ConCourt refuses to hear case which could have affected elections

The Constitutional Court has refused to hear an urgent application filed by organisations that want individuals to to be allowed to stand as independent candidates for election to the National Assembly and provincial legislatures.
The Constitutional Court has refused to hear an urgent application filed by organisations that want individuals to to be allowed to stand as independent candidates for election to the National Assembly and provincial legislatures.
Image: Alaister Russell/The Sunday Times

The Constitutional Court on Thursday refused to hear an urgent application concerning the rights of individuals to stand as independent candidates in national or provincial elections.

The New Nation Movement, the Indigenous First Nation Advocacy SA and Chantal Revelle brought an appeal to the Constitutional Court following the dismissal of their application by the Cape High Court on April 17.

Revelle and the organisations wanted the high court to declare that the Electoral Act was unconstitutional because it omitted to regulate the positions of individuals standing for election at national and provincial level as independent candidates.

The current system allows people to be elected as public representatives on a party ticket only.

They also sought an order directing parliament to take all necessary steps to resolve these matters "as soon as possible".

Judge Siraj Desai dismissed their application.

The parties then approached the Constitutional Court, which on Thursday heard arguments only on whether the case should be heard urgently, or after the elections.

After hearing submissions from Revelle and the two organisations, the minister of home affairs and the Electoral Commission of SA, the Constitutional Court said the applicants had not succeeded in making a case for an urgent hearing.

The court postponed the matter to August 15. It said there was no order for costs on this application.

The court said it would give reasons for Thursday’s ruling on urgency in due course.

Counsel for Revelle and the two organisations, Alan Nelson SC, had asked the court to postpone the elections.

He said this would give the National Assembly enough time to ensure that steps were taken to ensure that any adult South African who wished to, was able to stand for election to the National Assembly and provincial legislatures.

The judges of the court questioned whether it was possible to deal with the matter before the elections which are due next Wednesday.

Justice Nonkosi Mhlantla said parliament had been dissolved and said if the court were to postpone the elections for three months, there would be no parliamentarians to make amendments to the electoral laws.

Nazeer Cassim SC, for the minister of home affairs, said the Constitutional Court was not geared to hear urgent matters.

Cassim said the electoral commission would suffer prejudice on a number of grounds.

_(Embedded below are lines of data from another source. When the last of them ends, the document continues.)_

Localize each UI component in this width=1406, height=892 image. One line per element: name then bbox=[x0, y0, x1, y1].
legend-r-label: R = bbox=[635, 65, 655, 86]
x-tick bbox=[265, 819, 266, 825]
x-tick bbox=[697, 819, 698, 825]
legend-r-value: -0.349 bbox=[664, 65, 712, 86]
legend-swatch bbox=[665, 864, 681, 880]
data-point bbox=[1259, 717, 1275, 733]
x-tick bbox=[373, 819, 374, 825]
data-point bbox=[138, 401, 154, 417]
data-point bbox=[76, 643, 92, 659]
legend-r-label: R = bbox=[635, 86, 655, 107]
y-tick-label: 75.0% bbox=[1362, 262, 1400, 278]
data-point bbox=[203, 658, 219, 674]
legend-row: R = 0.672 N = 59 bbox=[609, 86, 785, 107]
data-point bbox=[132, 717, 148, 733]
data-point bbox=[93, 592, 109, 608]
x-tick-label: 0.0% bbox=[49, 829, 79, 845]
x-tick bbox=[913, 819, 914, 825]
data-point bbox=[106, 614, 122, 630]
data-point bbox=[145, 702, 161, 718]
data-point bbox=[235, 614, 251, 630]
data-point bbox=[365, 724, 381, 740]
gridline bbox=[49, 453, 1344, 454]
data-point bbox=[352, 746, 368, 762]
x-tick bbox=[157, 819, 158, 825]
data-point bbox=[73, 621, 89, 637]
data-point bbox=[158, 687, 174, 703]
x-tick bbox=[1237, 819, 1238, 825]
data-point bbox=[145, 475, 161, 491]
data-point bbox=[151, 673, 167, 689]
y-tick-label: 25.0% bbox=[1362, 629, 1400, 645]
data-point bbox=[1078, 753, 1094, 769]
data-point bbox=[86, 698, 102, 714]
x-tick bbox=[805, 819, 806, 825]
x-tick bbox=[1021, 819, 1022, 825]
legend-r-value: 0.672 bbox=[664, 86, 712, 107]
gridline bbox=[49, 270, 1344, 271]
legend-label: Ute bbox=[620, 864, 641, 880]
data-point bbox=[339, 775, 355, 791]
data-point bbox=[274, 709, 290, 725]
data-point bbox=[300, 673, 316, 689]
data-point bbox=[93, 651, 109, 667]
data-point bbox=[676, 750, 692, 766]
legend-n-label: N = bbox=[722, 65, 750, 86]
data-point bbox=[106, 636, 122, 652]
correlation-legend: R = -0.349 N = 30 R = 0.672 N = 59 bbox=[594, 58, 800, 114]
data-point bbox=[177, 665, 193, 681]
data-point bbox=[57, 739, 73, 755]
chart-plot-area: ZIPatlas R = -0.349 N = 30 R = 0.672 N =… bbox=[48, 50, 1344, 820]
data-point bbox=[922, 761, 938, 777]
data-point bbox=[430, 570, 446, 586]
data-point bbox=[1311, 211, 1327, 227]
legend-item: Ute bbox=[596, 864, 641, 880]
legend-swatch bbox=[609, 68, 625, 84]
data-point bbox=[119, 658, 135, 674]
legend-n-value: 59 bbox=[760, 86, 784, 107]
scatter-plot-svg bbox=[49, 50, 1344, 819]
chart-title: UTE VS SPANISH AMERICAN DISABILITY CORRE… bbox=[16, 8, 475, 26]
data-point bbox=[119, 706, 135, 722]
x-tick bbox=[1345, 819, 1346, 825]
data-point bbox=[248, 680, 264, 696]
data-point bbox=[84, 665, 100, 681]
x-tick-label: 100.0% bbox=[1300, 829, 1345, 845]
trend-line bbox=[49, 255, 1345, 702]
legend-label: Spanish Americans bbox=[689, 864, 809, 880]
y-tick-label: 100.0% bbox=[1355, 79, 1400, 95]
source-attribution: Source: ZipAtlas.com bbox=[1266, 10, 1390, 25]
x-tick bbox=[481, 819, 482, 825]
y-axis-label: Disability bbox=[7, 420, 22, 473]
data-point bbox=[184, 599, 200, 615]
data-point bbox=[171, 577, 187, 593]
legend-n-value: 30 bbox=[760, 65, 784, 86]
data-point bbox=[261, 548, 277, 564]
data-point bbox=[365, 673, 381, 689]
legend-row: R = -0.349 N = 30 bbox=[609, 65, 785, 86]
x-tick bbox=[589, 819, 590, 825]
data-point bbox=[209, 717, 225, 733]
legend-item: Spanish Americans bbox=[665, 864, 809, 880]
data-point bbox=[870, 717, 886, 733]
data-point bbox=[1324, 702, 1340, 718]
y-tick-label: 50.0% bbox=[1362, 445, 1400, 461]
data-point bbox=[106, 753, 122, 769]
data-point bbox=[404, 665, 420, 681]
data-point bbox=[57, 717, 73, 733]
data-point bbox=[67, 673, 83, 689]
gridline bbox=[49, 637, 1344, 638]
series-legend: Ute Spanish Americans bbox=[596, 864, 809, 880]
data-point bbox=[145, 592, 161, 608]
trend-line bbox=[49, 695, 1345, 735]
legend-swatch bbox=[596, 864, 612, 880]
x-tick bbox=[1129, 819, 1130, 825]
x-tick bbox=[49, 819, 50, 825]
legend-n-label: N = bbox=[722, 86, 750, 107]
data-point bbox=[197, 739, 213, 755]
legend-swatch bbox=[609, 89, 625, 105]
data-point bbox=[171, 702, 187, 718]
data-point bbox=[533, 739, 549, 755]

He said although the main voting day was May 8, voting had already taken place in 121 foreign missions abroad on April 27.

Cassim said 63.6 million ballots had been printed - 31.8 million for the national elections and 31.8 million for the provincial elections - and had been distributed.

Cassim said the system of public representation currently in place was constitutionally compliant.

Steven Budlender, counsel for the IEC, had urged the court to dismiss the application on the basis that it was not in the interests of justice at this stage for leave to appeal.

He said this approach would ensure that issues raised could be given the careful consideration they deserved.